Sometimes the reality of war is allowed to intrude into public awareness. Hedges notes that it happened after Vietnam. Suddenly Americans saw that confict for what it truly was. And we were chastened by it. It looks like we've forgotten those lessons. "The question is whether America now courts death. We no longer seem chastened by war as we were in the years after the Viewnam War. The Bush administration has revised its "Nuclear Posture Review" to give us "more flexible nuclear strike capabilities." Washington wants "more options" with which to confront contingencies "immediate, ptential and unexpected," for smaller but more effective mega-tonnages to be deployed. This flirtation with weapons of mass destruction is a flirtation with our own obliteration, an embrace again of Thanatos." (p. 160)

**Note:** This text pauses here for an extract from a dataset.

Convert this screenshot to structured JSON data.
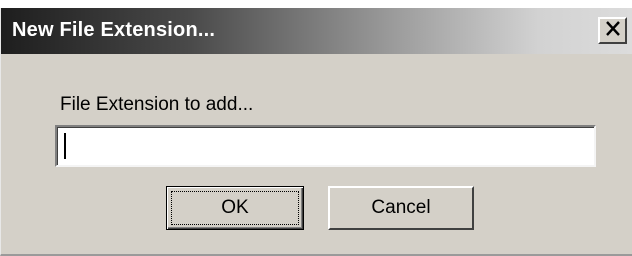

Placing war in the never-ending tug-of-war between Eros and Thanatos, Hedges closely examines the relationship between war and sex. It's a disturbing portrait. But it leads Hedges to his only hope for avoiding future conflicts: "In the wake of catastrophe, including the attacks of September 11, 2002, there is a desperate longing by all those affected to be inthe physical prsence of those they love...This love, like death, radiates outwards. It battles Thanatos at the very moment of death's sting. These two fundamental human impulses crash like breakers into each other. And however much beyond reason, there is always a feeling that love is not powerless or impotent as we had believed a few seconds before. Love alone fuses happiness and meaning. Love alone can fight the impulse that lures us toward self-destruction." (p. 160)

It is writers like Hedges that bring us back to our senses when our leaders fail us and lead the country into dangerous and ill-advised follies like the 2003 invasion and occupation of Iraq. We need these writers to tell us honestly about the action and not give us the nightly entertainment on CNN that usually passes for journalism. It's a great book. One that every policy maker ought to read.